More about what TTAC is calling “EV 2.0”, after the jump.
Japan’s New Energy and industrial Development Organization (NEDO) is so sure of the EV’s prospects in Japan that they’ve offered to shoulder up to two-thirds of cost of implementing EV 2.0… and seem worried that they haven’t yet done enough to generate new ways to use the big, expensive batteries in EVs while the cars themselves are not in use.
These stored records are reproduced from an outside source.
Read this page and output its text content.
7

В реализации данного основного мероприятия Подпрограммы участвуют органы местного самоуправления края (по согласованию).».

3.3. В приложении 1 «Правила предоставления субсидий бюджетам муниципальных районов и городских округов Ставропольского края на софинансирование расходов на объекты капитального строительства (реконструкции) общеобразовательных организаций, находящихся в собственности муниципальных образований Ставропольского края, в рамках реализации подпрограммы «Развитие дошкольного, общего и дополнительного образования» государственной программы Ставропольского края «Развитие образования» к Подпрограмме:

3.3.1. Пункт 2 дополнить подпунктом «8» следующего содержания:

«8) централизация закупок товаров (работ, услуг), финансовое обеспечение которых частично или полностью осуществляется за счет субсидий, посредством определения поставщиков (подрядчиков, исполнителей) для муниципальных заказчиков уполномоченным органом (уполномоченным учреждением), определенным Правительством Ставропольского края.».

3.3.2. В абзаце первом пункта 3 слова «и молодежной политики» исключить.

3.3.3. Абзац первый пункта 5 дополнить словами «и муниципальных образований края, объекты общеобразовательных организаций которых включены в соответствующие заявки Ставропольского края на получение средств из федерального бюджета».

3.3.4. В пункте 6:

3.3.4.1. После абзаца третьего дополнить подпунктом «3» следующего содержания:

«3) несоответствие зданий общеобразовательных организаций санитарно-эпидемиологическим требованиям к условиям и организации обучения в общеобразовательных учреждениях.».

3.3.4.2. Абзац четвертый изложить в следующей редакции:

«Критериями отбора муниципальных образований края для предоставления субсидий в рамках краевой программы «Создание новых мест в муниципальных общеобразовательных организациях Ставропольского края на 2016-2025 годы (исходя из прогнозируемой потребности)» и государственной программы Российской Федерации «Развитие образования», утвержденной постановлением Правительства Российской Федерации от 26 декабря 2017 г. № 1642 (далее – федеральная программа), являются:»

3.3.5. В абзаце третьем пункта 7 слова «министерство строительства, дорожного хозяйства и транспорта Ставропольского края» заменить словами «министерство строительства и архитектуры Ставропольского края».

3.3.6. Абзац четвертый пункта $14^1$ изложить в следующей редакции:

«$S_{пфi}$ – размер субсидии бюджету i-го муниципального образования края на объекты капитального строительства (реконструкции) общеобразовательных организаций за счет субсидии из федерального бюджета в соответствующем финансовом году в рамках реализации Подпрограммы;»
Nissan, Hitachi, and Orix have already signed on to work on new products to generate and utilize EV battery power, and the Nikkei indicates that the idea goes something like this:
- solar battery-chargers (Hitachi) keep the EV’s batteries topped off, while
- energy control systems (Nissan) enable the EV batteries of the car to power items in the home, while
- energy management systems (Orix) turn the EV in the driveway into a sort-of electric-vehicle car-sharing business
That last part (about the car-sharing business) makes very little sense to me, so I’ll assume it’s a glitch in the translation software that means “you can sell surplus energy back to the grid for credits against your electric bill” in a manner similar to net-metering in the US.
We’ll see how it all plays out in the coming months, but it looks like the Japanese are as excited about Nissan’s new LEAF as anyone in the US is… let’s hope it’s not a flop!